Institute of Information Science, Academia Sinica, Nankang, Taipei 11529, Taiwan.
Institute of Information Science, Academia Sinica, Nankang, Taipei 11529, Taiwan.
J Proteomics. 2021 Jan 16;231:104021. doi: 10.1016/j.jprot.2020.104021. Epub 2020 Oct 24.
Concatenated target-decoy database searches are commonly used in proteogenomic research for variant peptide identification. Currently, protein-based and peptide-based sequence databases are applied to store variant sequences for database searches. The protein-based database records a full-length wild-type protein sequence but using the given variant events to replace the original amino acids, whereas the peptide-based database retains only the in silico digested peptides containing the variants. However, the performance of applying various decoy generation methods on the peptide-based variant sequence database is still unclear, compared to the protein-based database. In this paper, we conduct a thorough comparison on target-decoy databases constructed by the above two types of databases coupled with various decoy generation methods for proteogenomic analyses. The results show that for the protein-based variant sequence database, using the reverse or the pseudo reverse method achieves similar performance for variant peptide identification. Furthermore, for the peptide-based database, the pseudo reverse method is more suitable than the widely used reverse method, as shown by identifying 6% more variant PSMs in a HEK293 cell line data set.
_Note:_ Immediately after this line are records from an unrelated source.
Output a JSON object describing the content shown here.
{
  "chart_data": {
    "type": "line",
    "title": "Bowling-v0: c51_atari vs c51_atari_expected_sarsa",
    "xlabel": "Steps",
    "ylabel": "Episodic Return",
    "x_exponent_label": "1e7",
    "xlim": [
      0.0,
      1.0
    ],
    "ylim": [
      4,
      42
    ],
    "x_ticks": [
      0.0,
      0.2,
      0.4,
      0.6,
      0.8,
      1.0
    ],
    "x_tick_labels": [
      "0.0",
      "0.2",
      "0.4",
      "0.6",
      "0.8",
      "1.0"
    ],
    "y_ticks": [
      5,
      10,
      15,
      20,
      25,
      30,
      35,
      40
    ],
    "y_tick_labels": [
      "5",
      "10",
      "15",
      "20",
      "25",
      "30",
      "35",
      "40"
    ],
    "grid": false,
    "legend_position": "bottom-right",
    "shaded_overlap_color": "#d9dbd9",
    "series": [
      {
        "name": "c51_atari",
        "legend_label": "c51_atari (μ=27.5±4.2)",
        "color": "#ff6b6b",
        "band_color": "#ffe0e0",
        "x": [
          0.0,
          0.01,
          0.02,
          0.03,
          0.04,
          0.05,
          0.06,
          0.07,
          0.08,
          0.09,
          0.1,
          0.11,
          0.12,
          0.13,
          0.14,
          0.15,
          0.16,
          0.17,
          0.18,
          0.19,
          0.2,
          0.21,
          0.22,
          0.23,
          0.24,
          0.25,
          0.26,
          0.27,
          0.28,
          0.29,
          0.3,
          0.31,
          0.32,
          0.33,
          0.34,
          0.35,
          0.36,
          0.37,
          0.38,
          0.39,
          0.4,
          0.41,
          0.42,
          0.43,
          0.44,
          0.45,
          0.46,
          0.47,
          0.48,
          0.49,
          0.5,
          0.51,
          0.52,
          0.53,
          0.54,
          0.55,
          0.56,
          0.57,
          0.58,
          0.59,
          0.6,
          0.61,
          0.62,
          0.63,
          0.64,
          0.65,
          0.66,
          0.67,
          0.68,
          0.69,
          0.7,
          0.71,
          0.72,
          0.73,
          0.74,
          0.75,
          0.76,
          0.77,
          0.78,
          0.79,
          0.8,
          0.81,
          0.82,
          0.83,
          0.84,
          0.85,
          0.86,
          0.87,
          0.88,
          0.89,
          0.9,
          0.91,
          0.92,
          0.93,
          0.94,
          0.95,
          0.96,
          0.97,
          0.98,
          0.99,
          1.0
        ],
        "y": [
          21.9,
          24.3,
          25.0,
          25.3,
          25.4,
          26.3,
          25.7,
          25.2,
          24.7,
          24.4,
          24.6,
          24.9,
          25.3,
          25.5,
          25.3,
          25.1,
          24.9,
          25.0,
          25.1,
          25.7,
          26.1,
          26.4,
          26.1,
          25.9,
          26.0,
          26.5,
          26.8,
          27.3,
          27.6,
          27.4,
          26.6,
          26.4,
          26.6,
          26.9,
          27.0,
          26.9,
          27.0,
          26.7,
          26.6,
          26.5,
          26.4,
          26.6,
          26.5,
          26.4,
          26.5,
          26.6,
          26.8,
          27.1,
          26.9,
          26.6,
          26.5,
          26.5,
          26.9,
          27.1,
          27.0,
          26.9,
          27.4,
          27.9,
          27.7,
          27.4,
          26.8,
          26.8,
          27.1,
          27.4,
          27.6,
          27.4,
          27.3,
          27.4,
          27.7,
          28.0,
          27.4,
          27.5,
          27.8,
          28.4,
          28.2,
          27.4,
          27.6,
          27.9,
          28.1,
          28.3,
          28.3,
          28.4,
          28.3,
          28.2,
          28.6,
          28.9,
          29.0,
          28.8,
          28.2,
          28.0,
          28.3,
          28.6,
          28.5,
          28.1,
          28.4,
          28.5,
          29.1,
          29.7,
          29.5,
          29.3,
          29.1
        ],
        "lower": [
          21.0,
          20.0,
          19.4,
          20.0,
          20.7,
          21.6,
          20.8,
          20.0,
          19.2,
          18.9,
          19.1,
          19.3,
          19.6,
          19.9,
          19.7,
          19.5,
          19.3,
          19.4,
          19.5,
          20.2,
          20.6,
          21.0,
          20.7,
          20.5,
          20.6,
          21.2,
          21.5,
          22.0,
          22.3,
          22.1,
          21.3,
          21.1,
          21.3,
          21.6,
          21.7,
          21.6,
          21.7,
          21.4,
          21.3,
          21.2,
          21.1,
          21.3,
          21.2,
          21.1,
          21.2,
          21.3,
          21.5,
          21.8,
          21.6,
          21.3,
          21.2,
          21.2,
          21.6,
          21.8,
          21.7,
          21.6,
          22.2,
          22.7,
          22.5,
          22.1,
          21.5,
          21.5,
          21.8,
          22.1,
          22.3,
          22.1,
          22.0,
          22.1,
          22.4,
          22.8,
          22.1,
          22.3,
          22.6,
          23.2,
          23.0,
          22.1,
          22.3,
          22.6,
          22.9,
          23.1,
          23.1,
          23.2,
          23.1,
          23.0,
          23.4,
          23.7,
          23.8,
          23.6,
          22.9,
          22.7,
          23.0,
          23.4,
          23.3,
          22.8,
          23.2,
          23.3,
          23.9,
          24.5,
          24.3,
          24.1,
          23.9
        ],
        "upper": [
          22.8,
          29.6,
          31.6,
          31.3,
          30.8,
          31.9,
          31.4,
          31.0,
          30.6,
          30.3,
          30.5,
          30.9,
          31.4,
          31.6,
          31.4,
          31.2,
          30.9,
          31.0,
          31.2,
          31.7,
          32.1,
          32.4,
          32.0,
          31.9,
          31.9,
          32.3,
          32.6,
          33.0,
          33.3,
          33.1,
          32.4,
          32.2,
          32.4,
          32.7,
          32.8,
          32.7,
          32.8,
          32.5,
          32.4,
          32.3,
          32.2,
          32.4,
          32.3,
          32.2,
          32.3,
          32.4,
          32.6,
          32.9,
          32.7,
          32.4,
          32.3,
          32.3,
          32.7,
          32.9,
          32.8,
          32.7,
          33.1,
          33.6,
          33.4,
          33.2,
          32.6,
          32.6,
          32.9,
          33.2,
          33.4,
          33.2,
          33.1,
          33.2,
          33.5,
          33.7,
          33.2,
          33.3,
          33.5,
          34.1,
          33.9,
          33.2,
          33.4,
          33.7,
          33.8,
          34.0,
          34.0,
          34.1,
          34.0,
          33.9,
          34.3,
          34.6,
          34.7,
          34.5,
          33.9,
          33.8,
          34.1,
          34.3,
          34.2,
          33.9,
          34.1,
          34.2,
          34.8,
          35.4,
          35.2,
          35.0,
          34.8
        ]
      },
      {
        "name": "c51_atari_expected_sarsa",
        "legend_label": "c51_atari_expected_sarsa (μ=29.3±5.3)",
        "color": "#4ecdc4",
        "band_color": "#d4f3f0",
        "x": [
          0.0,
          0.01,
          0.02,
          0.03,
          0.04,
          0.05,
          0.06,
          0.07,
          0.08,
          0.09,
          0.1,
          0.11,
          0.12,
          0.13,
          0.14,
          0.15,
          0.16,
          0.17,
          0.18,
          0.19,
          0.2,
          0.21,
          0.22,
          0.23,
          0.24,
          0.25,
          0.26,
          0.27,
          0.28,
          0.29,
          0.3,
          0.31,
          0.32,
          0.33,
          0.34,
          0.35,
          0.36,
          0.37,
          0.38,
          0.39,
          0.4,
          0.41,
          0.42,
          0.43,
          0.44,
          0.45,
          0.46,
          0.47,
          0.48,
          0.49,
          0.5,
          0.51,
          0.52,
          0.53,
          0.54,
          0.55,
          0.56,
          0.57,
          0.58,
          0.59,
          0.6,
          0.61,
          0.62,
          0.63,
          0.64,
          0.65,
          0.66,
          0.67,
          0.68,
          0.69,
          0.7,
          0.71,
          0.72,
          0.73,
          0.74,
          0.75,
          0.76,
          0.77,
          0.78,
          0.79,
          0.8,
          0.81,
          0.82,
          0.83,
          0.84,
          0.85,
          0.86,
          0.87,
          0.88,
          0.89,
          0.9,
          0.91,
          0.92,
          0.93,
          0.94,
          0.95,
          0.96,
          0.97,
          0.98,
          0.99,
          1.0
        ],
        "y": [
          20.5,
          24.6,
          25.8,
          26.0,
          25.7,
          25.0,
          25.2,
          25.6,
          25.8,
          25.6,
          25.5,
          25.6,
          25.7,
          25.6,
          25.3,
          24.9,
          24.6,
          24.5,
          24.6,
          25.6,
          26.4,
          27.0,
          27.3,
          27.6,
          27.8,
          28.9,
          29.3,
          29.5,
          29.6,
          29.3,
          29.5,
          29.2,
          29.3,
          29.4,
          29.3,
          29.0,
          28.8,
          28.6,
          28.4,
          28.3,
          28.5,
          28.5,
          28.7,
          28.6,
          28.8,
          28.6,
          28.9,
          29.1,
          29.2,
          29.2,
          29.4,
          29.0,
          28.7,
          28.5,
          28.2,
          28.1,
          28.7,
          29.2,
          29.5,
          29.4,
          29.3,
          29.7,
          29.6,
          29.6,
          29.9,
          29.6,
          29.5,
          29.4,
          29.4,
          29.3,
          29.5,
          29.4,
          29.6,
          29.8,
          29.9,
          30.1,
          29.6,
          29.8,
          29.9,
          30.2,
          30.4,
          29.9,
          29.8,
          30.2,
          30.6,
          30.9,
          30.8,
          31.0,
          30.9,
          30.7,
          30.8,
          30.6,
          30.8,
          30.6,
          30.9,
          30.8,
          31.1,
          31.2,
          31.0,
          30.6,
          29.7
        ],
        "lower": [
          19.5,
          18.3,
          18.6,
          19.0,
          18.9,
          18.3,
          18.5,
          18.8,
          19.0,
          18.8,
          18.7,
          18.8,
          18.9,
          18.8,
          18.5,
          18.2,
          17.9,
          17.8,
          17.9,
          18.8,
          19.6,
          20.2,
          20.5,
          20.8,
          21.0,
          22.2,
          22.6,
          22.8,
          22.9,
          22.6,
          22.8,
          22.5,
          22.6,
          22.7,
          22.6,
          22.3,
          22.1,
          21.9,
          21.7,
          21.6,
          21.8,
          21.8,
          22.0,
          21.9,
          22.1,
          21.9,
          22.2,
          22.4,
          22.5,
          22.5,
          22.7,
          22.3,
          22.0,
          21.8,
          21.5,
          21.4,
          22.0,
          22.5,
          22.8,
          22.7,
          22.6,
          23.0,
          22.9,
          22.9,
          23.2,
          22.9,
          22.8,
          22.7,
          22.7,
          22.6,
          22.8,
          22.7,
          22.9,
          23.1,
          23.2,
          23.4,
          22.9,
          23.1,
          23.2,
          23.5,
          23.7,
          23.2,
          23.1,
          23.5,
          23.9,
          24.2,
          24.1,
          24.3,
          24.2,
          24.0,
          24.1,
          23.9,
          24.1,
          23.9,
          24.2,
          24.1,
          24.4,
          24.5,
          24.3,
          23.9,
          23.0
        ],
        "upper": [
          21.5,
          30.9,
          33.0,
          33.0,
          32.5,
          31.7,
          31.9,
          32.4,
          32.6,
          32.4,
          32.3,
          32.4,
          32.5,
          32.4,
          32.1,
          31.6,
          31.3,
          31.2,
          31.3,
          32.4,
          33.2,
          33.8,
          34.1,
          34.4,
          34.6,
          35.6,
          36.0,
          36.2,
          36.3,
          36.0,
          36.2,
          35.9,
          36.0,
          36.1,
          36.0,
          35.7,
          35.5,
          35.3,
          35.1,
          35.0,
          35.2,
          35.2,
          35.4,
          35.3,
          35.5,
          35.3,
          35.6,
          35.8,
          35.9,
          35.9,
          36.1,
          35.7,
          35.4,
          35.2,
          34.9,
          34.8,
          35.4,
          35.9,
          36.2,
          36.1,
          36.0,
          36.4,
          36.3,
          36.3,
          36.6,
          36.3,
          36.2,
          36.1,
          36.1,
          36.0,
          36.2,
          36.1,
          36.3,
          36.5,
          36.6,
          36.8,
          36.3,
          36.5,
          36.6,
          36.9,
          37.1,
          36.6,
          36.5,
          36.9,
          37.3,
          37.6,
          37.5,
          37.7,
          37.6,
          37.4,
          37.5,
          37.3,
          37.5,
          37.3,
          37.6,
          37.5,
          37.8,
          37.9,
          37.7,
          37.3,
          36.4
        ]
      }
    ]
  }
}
SIGNIFICANCE: In our survey of publications on proteogenomic studies, 57% of the studies adopt the peptide-based variant sequence database coupled with the reverse method for decoy generation to construct a target-decoy database for searches. However, our results show that when using the peptide-based variant sequence database, it is better to adopt the pseudo reverse method for generating decoy sequences, to avoid leading to fewer variant peptides being identified.
串联靶标-诱饵数据库搜索常用于蛋白质基因组学研究中的变体肽鉴定。目前,基于蛋白质和基于肽的序列数据库被应用于存储变体序列以进行数据库搜索。基于蛋白质的数据库记录了全长野生型蛋白质序列,但使用给定的变体事件来替换原始氨基酸,而基于肽的数据库仅保留包含变体的虚拟消化肽。然而,与基于蛋白质的数据库相比,各种诱饵生成方法在基于肽的变体序列数据库上的性能仍不清楚。在本文中,我们对由上述两种类型的数据库与各种诱饵生成方法构建的靶标-诱饵数据库进行了彻底的比较,用于蛋白质基因组学分析。结果表明,对于基于蛋白质的变体序列数据库,使用反向或伪反向方法对变体肽鉴定具有相似的性能。此外,对于基于肽的数据库,伪反向方法比广泛使用的反向方法更适合,因为在 HEK293 细胞系数据集上鉴定出的变体 PSM 多了 6%。意义:在我们对蛋白质基因组学研究出版物的调查中,57%的研究采用基于肽的变体序列数据库与反向方法相结合的方法来构建靶标-诱饵数据库进行搜索。然而,我们的结果表明,当使用基于肽的变体序列数据库时,最好采用伪反向方法来生成诱饵序列,以避免导致更少的变体肽被鉴定出来。